Continuing on the theme of albums repaired with big pieces of tape, we have this novelty from Harry Lookofsky, the house arrangers at Philips Records during Quincy Jones' tenure as musical director, studio whiz Phil Ramone, and the usual cast of New York session aces.

Lookofsky had a pretty remarkable career, despite the fact that he's largely unknown today. Raised in St. Louis, he studied the violin and came up through the ranks of concert orchestras in that town and then spent much of the early 1930s as a member of Isham Jones' and Vincent Lopez' touring bands. He settled in New York City, where he played with the NBC Radio orchestra until World War Two interrupted his plans. Returning to New York, he rejoined NBC until its maestro, Arturo Toscannini retired. Then he joined ABC, where he stayed for most of the next two decades, until ABC disbanded the ensemble.

He picked up quite a bit of work on the side as a session player during this time, most notably on the (depending on your view) (in)famous Charlie Parker with Strings album.

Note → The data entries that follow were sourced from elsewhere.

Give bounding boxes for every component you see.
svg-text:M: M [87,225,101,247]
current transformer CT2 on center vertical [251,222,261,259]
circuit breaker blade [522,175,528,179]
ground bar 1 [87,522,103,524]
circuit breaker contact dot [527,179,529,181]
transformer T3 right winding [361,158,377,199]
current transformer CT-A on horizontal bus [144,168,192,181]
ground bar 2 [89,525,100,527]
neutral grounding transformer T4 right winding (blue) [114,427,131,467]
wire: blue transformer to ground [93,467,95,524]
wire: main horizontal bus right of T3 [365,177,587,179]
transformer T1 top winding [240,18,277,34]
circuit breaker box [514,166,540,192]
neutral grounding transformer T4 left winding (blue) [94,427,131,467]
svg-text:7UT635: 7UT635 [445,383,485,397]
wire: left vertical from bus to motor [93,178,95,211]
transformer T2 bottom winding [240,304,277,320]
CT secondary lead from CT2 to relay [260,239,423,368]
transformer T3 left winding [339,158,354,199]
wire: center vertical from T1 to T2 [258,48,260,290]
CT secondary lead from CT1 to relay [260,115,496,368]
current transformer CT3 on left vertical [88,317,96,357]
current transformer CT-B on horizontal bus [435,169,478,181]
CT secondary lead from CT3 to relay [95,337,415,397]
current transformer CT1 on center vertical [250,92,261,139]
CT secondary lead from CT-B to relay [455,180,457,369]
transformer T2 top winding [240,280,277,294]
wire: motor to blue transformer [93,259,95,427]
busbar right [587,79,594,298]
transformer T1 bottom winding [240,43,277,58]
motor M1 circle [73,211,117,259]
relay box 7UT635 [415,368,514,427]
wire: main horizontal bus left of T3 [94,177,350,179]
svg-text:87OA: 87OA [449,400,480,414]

Lookofsky was a big jazz fan, and around this time, he began experimenting with jazz playing techniques. This ultimately led to a deal with Atlantic Records for what might well be the most striking jazz violin album ever recorded: Stringsville. Performed by a small ensemble, with arrangements by Bob Brookmeyer and Hank Jones, and featuring Lookofsky's prodigious technique (inspired by the pionering jazz violinist Joe Venuti), Stringsville was critically acclaimed and commercially ignored. Fortunately, as the saying goes, Lookofsky hadn't quit his day job.

Lookofsky struck up a friendship with Quincy Jones after Jones returned from a stint in Paris. Together, they would take in sets at the Blue Note and other great jazz clubs. So when Philips needed Jones to turn out a rock 'n' roll-flavored instrumental album, Jones decided to offer the job to Lookofsky.

Recorded at Ramone's legendary A&R Studios in Manhattan, The Hash Brown Sound was an odd assortment of originals and arrangements by Lookofsky and a number of the musicians Jones had on retainer, including Bobby Scott, Pat Williams, and Klaus Ogermann [sic.].

"Overseas Operator" is an Ogermann number, credited to Inga Otto, the silent partner in his Munich music publishing company, Glamorous Music. It's a nice strolling tune that incorporates the use of a sine wave oscillator (the Morse code beeps) and a high pass filter that gives the singer [sic.] that "shouting down a pipe" effect that used to be part of any long-distance phone call in the days before digital networks and vocoders. The three female backup singers sound as if they were standing in the hall outside the studio, which I assume is also intentional.

The lyrics barely qualify as such, and in providing the track for consideration, I'm certainly not trying to make any special claims for it. It's a fun cut that shows the kind of quality those amazing musicians of the New York studio scene at its height could turn out even from the most forgettable throw-aways.

I also like the track because I'm in the networking business for a living, and this a little reminder of the glory days of analog. When making an overseas call was a big event, somewhere between going to confession and having a coming-out ball. You didn't just pick up the phone and dial. You had to have a faceless woman sitting in front of a plugboard make the connection for you. You had to make an appointment with the called party (the singer's is "at a quarter to nine"), and you probably had to shout to be heard over the transmission noise.

Now we have hordes of loudmouthed jerks on smart phones to make that noise for us.